László Takács

Personal information
- Full name: Tibor Onhausz
- Date of birth: April 18, 1955 (age 71)
- Place of birth: Mezőhegyes, Békés County, Hungary
- Positions: Left-back; midfielder;

Youth career
- 1971–1973: Ferencvárosi TC

Senior career*
- Years: Team / Apps / (Gls)
- 1973–1987: Ferencvárosi TC / 53 / (6)
- 1988–1989: ESMTK

Managerial career
- 2009–2011: Szeged 2011

= László Takács (footballer, born 1955) =

Hungarian footballer (born 1955)

László Takács (born April 18, 1955) is a Hungarian retired footballer. He played as a left-back and midfielder for Ferencvárosi TC and ESMTK throughout the 1970s and the 1980s.

==Career as a player==
Emerging from the youth sector of Ferencvárosi TC, Takács was a part of the youth championship winning squad following an 11-year drought.

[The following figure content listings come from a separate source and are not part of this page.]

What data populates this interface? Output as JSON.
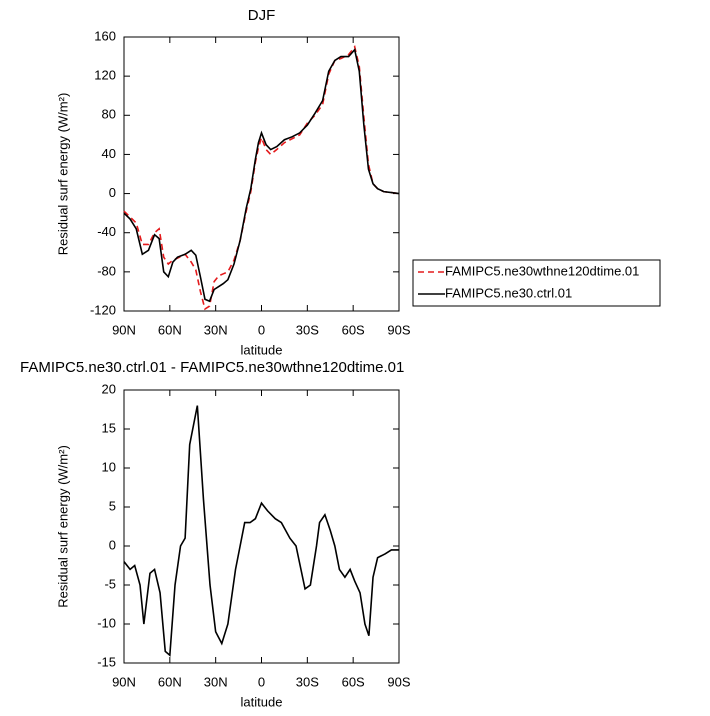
{
  "chart_data": [
    {
      "type": "line",
      "title": "DJF",
      "xlabel": "latitude",
      "ylabel": "Residual surf energy (W/m²)",
      "x": [
        90,
        86,
        82,
        78,
        74,
        70,
        67,
        64,
        61,
        58,
        55,
        50,
        46,
        43,
        40,
        37,
        34,
        31,
        28,
        25,
        22,
        18,
        14,
        10,
        7,
        4,
        2,
        0,
        -3,
        -6,
        -10,
        -15,
        -20,
        -25,
        -30,
        -35,
        -40,
        -44,
        -48,
        -52,
        -57,
        -61,
        -64,
        -67,
        -70,
        -73,
        -76,
        -80,
        -85,
        -90
      ],
      "series": [
        {
          "name": "FAMIPC5.ne30wthne120dtime.01",
          "color": "#e41a1c",
          "linestyle": "dashed",
          "values": [
            -18,
            -24,
            -30,
            -52,
            -52,
            -40,
            -36,
            -65,
            -72,
            -68,
            -66,
            -62,
            -70,
            -78,
            -100,
            -118,
            -115,
            -90,
            -84,
            -82,
            -80,
            -68,
            -48,
            -18,
            2,
            32,
            47,
            57,
            45,
            40,
            45,
            52,
            56,
            60,
            72,
            80,
            91,
            122,
            136,
            138,
            142,
            150,
            130,
            78,
            30,
            10,
            5,
            2,
            1,
            0
          ]
        },
        {
          "name": "FAMIPC5.ne30.ctrl.01",
          "color": "#000000",
          "linestyle": "solid",
          "values": [
            -20,
            -26,
            -36,
            -62,
            -58,
            -42,
            -46,
            -80,
            -85,
            -70,
            -65,
            -62,
            -58,
            -63,
            -85,
            -108,
            -110,
            -98,
            -95,
            -92,
            -88,
            -72,
            -48,
            -15,
            5,
            35,
            52,
            62,
            50,
            45,
            48,
            55,
            58,
            62,
            70,
            82,
            95,
            125,
            136,
            140,
            140,
            147,
            125,
            70,
            25,
            10,
            5,
            2,
            1,
            0
          ]
        }
      ],
      "xlim": [
        90,
        -90
      ],
      "xticks": [
        {
          "value": 90,
          "label": "90N"
        },
        {
          "value": 60,
          "label": "60N"
        },
        {
          "value": 30,
          "label": "30N"
        },
        0,
        {
          "value": -30,
          "label": "30S"
        },
        {
          "value": -60,
          "label": "60S"
        },
        {
          "value": -90,
          "label": "90S"
        }
      ],
      "ylim": [
        -120,
        160
      ],
      "yticks": [
        -120,
        -80,
        -40,
        0,
        40,
        80,
        120,
        160
      ],
      "legend": "right"
    },
    {
      "type": "line",
      "title": "FAMIPC5.ne30.ctrl.01 - FAMIPC5.ne30wthne120dtime.01",
      "xlabel": "latitude",
      "ylabel": "Residual surf energy (W/m²)",
      "x": [
        90,
        86,
        83,
        79.5,
        77,
        73,
        70,
        66.4,
        63,
        60,
        56.6,
        53,
        50,
        47,
        42,
        38,
        33.7,
        30,
        26,
        22,
        17,
        14,
        11,
        7.5,
        4,
        0,
        -4,
        -9,
        -13,
        -18.6,
        -22.6,
        -28.5,
        -32,
        -36,
        -38,
        -41.5,
        -45,
        -48,
        -51,
        -54.6,
        -58,
        -61,
        -64.5,
        -67.7,
        -70.3,
        -73,
        -76,
        -81,
        -85,
        -90
      ],
      "values": [
        -2,
        -3,
        -2.5,
        -5,
        -10,
        -3.5,
        -3,
        -6,
        -13.5,
        -14,
        -5,
        0,
        1,
        13,
        18,
        6,
        -5,
        -11,
        -12.5,
        -10,
        -3,
        0,
        3,
        3,
        3.5,
        5.5,
        4.5,
        3.5,
        3,
        1,
        0,
        -5.5,
        -5,
        0,
        3,
        4,
        2,
        0,
        -3,
        -4,
        -3,
        -4.5,
        -6,
        -10,
        -11.5,
        -4,
        -1.5,
        -1,
        -0.5,
        -0.5
      ],
      "color": "#000000",
      "xlim": [
        90,
        -90
      ],
      "xticks": [
        {
          "value": 90,
          "label": "90N"
        },
        {
          "value": 60,
          "label": "60N"
        },
        {
          "value": 30,
          "label": "30N"
        },
        0,
        {
          "value": -30,
          "label": "30S"
        },
        {
          "value": -60,
          "label": "60S"
        },
        {
          "value": -90,
          "label": "90S"
        }
      ],
      "ylim": [
        -15,
        20
      ],
      "yticks": [
        -15,
        -10,
        -5,
        0,
        5,
        10,
        15,
        20
      ]
    }
  ]
}
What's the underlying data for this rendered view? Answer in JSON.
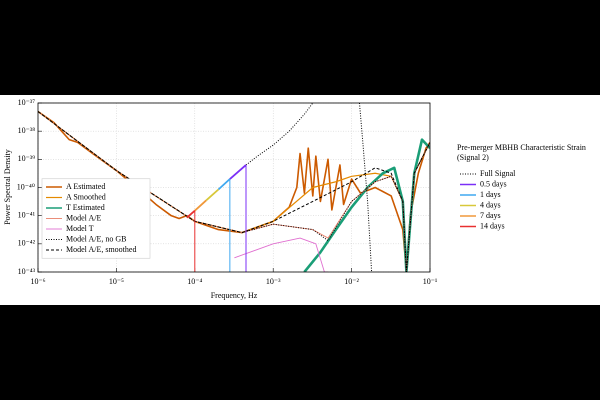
{
  "chart_data": {
    "type": "line",
    "xlabel": "Frequency, Hz",
    "ylabel": "Power Spectral Density",
    "xscale": "log",
    "yscale": "log",
    "grid": true,
    "xlim": [
      1e-06,
      0.1
    ],
    "ylim": [
      1e-43,
      1e-37
    ],
    "xticks": [
      {
        "value": 1e-06,
        "label": "10⁻⁶"
      },
      {
        "value": 1e-05,
        "label": "10⁻⁵"
      },
      {
        "value": 0.0001,
        "label": "10⁻⁴"
      },
      {
        "value": 0.001,
        "label": "10⁻³"
      },
      {
        "value": 0.01,
        "label": "10⁻²"
      },
      {
        "value": 0.1,
        "label": "10⁻¹"
      }
    ],
    "yticks": [
      {
        "value": 1e-43,
        "label": "10⁻⁴³"
      },
      {
        "value": 1e-42,
        "label": "10⁻⁴²"
      },
      {
        "value": 1e-41,
        "label": "10⁻⁴¹"
      },
      {
        "value": 1e-40,
        "label": "10⁻⁴⁰"
      },
      {
        "value": 1e-39,
        "label": "10⁻³⁹"
      },
      {
        "value": 1e-38,
        "label": "10⁻³⁸"
      },
      {
        "value": 1e-37,
        "label": "10⁻³⁷"
      }
    ],
    "legend_title": [
      "Pre-merger MBHB Characteristic Strain",
      "(Signal 2)"
    ],
    "series": [
      {
        "name": "A Estimated",
        "color": "#cc5a00",
        "style": "solid",
        "width": 1.6,
        "legend": "inner",
        "x": [
          1e-06,
          1.6e-06,
          2.5e-06,
          3.2e-06,
          5e-06,
          1e-05,
          2e-05,
          3.2e-05,
          5e-05,
          6.3e-05,
          7.9e-05,
          0.0001,
          0.0002,
          0.0004,
          0.001,
          0.0016,
          0.002,
          0.0022,
          0.0025,
          0.0028,
          0.0032,
          0.0035,
          0.004,
          0.005,
          0.0056,
          0.0071,
          0.0079,
          0.01,
          0.013,
          0.02,
          0.032,
          0.045,
          0.05,
          0.056,
          0.071,
          0.089,
          0.1
        ],
        "values": [
          5e-38,
          2e-38,
          5e-39,
          4e-39,
          1.6e-39,
          4e-40,
          7.9e-41,
          2.5e-41,
          1e-41,
          7.9e-42,
          1e-41,
          6.3e-42,
          3.2e-42,
          2.5e-42,
          6.3e-42,
          2e-41,
          1e-40,
          1.6e-39,
          6.3e-41,
          2.5e-39,
          5e-41,
          1.3e-39,
          3.2e-41,
          1e-39,
          1.6e-41,
          6.3e-40,
          2.5e-41,
          2e-40,
          6.3e-41,
          1e-40,
          5e-41,
          3.2e-42,
          1e-43,
          1e-41,
          3.2e-40,
          2.5e-39,
          4e-39
        ]
      },
      {
        "name": "A Smoothed",
        "color": "#e58a00",
        "style": "solid",
        "width": 1.2,
        "legend": "inner",
        "x": [
          1e-06,
          1e-05,
          0.0001,
          0.0004,
          0.001,
          0.0032,
          0.0063,
          0.01,
          0.02,
          0.032,
          0.045,
          0.05,
          0.063,
          0.1
        ],
        "values": [
          5e-38,
          4e-40,
          6.3e-42,
          2.5e-42,
          6.3e-42,
          1e-40,
          1.6e-40,
          2.5e-40,
          3.2e-40,
          2.5e-40,
          3.2e-41,
          1e-43,
          3.2e-40,
          4e-39
        ]
      },
      {
        "name": "T Estimated",
        "color": "#1a9e77",
        "style": "solid",
        "width": 2.6,
        "legend": "inner",
        "x": [
          0.0025,
          0.004,
          0.0063,
          0.01,
          0.016,
          0.025,
          0.035,
          0.045,
          0.05,
          0.063,
          0.079,
          0.1
        ],
        "values": [
          1e-43,
          5e-43,
          3.2e-42,
          2e-41,
          1e-40,
          3.2e-40,
          5e-40,
          3.2e-41,
          1e-43,
          3.2e-40,
          5e-39,
          2.5e-39
        ]
      },
      {
        "name": "Model A/E",
        "color": "#e8806a",
        "style": "solid",
        "width": 0.9,
        "legend": "inner",
        "x": [
          1e-06,
          1e-05,
          0.0001,
          0.0004,
          0.001,
          0.0032,
          0.005,
          0.01,
          0.02,
          0.032,
          0.045,
          0.05,
          0.063,
          0.1
        ],
        "values": [
          5e-38,
          4e-40,
          6.3e-42,
          2.5e-42,
          5e-42,
          3.2e-42,
          1.6e-42,
          3.2e-41,
          1.6e-40,
          2.5e-40,
          3.2e-41,
          1e-43,
          3.2e-40,
          4e-39
        ]
      },
      {
        "name": "Model T",
        "color": "#e070d0",
        "style": "solid",
        "width": 0.9,
        "legend": "inner",
        "x": [
          0.00032,
          0.001,
          0.0022,
          0.0035,
          0.0045,
          0.005
        ],
        "values": [
          3.2e-43,
          1e-42,
          1.6e-42,
          1e-42,
          1e-43,
          1e-43
        ]
      },
      {
        "name": "Model A/E, no GB",
        "color": "#000000",
        "style": "dotted",
        "width": 1,
        "legend": "inner",
        "x": [
          1e-06,
          1e-05,
          0.0001,
          0.0004,
          0.001,
          0.0032,
          0.005,
          0.01,
          0.02,
          0.032,
          0.045,
          0.05,
          0.063,
          0.1
        ],
        "values": [
          5e-38,
          4e-40,
          6.3e-42,
          2.5e-42,
          5e-42,
          3.2e-42,
          1.3e-42,
          3.2e-41,
          1.6e-40,
          2.5e-40,
          3.2e-41,
          1e-43,
          3.2e-40,
          4e-39
        ]
      },
      {
        "name": "Model A/E, smoothed",
        "color": "#000000",
        "style": "dashed",
        "width": 1,
        "legend": "inner",
        "x": [
          1e-06,
          1e-05,
          0.0001,
          0.0004,
          0.001,
          0.0032,
          0.01,
          0.02,
          0.032,
          0.045,
          0.05,
          0.063,
          0.1
        ],
        "values": [
          5e-38,
          4e-40,
          6.3e-42,
          2.5e-42,
          6.3e-42,
          3.2e-41,
          1.6e-40,
          5e-40,
          3.2e-40,
          3.2e-41,
          1e-43,
          3.2e-40,
          4e-39
        ]
      },
      {
        "name": "Full Signal",
        "color": "#000000",
        "style": "dotted",
        "width": 1,
        "legend": "outer",
        "x": [
          0.00045,
          0.00063,
          0.001,
          0.0016,
          0.0025,
          0.0032,
          0.005,
          0.0126,
          0.014,
          0.016,
          0.018
        ],
        "values": [
          6.3e-40,
          1.3e-39,
          3.2e-39,
          1e-38,
          4e-38,
          1e-37,
          null,
          1e-37,
          3.2e-39,
          3.2e-41,
          1e-43
        ]
      },
      {
        "name": "0.5 days",
        "color": "#7b2ff7",
        "style": "solid",
        "width": 1.8,
        "legend": "outer",
        "drop": true,
        "x": [
          0.00028,
          0.00045
        ],
        "values": [
          2e-40,
          6.3e-40
        ]
      },
      {
        "name": "1 days",
        "color": "#3fa8f0",
        "style": "solid",
        "width": 1.8,
        "legend": "outer",
        "drop": true,
        "x": [
          0.0002,
          0.00028
        ],
        "values": [
          8.5e-41,
          2e-40
        ]
      },
      {
        "name": "4 days",
        "color": "#d8c83a",
        "style": "solid",
        "width": 1.8,
        "legend": "outer",
        "drop": false,
        "x": [
          0.00014,
          0.0002
        ],
        "values": [
          3.5e-41,
          8.5e-41
        ]
      },
      {
        "name": "7 days",
        "color": "#f0983a",
        "style": "solid",
        "width": 1.8,
        "legend": "outer",
        "drop": false,
        "x": [
          0.0001,
          0.00014
        ],
        "values": [
          1.5e-41,
          3.5e-41
        ]
      },
      {
        "name": "14 days",
        "color": "#e83030",
        "style": "solid",
        "width": 1.8,
        "legend": "outer",
        "drop": true,
        "x": [
          7.9e-05,
          0.0001
        ],
        "values": [
          8.5e-42,
          1.5e-41
        ]
      }
    ]
  }
}
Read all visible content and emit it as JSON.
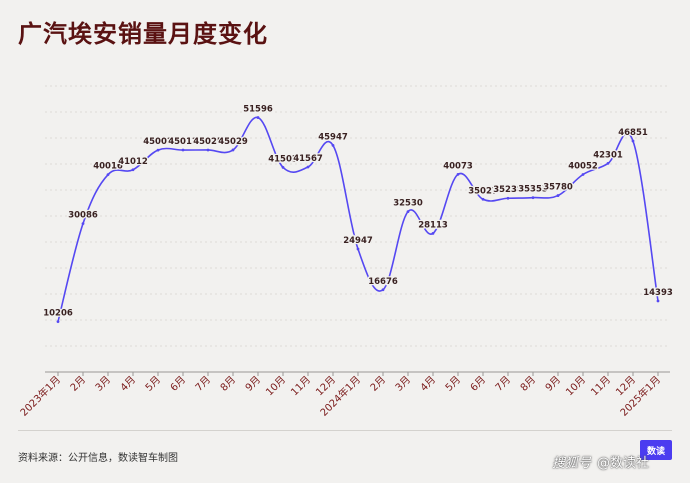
{
  "title": "广汽埃安销量月度变化",
  "source": "资料来源：公开信息，数读智车制图",
  "logo_text": "数读",
  "watermark": {
    "brand": "搜狐号",
    "handle": "@数读社"
  },
  "colors": {
    "line": "#5548f2",
    "title": "#5a1212",
    "tick": "#7a1a1a",
    "grid": "#d6d4d0",
    "background": "#f2f1ef"
  },
  "chart_data": {
    "type": "line",
    "title": "广汽埃安销量月度变化",
    "xlabel": "",
    "ylabel": "",
    "ylim": [
      0,
      58000
    ],
    "grid": true,
    "legend": "none",
    "categories": [
      "2023年1月",
      "2月",
      "3月",
      "4月",
      "5月",
      "6月",
      "7月",
      "8月",
      "9月",
      "10月",
      "11月",
      "12月",
      "2024年1月",
      "2月",
      "3月",
      "4月",
      "5月",
      "6月",
      "7月",
      "8月",
      "9月",
      "10月",
      "11月",
      "12月",
      "2025年1月"
    ],
    "series": [
      {
        "values": [
          10206,
          30086,
          40016,
          41012,
          45003,
          45013,
          45025,
          45029,
          51596,
          41503,
          41567,
          45947,
          24947,
          16676,
          32530,
          28113,
          40073,
          35027,
          35238,
          35355,
          35780,
          40052,
          42301,
          46851,
          14393
        ]
      }
    ]
  }
}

This success saw him promoted to the senior squad where he played alongside other players such as Zoltán Ebedli, Tibor Nyilasi, Tamás Viczkó, Tibor Onhausz, Gusztáv Kelemen and Tibor Rab. With this roster, he played in the 1974–75 European Cup Winners' Cup where the club later appeared as runners-up. At that time, he was mostly in midfield before converting into a left-back. The following season, he was part of the winning squads for both the 1975–76 Nemzeti Bajnokság I and the 1975–76 Magyar Kupa. His most successful period with Ferencváros was between 1981 and 1983, where he was part of the winning squad for the 1980–81 Nemzeti Bajnokság I and runners-up for the following two seasons. He finished his career in Pesterzsébet with ESMTK before playing in amateur football within Burgenland state teams.

==Career as a manager==
He served as a coach for Szeged-Csanád Grosics Akadémia from 2009 to 2011 with Takács also serving as manager within their inaugural season at the 2011–12 Nemzeti Bajnokság II.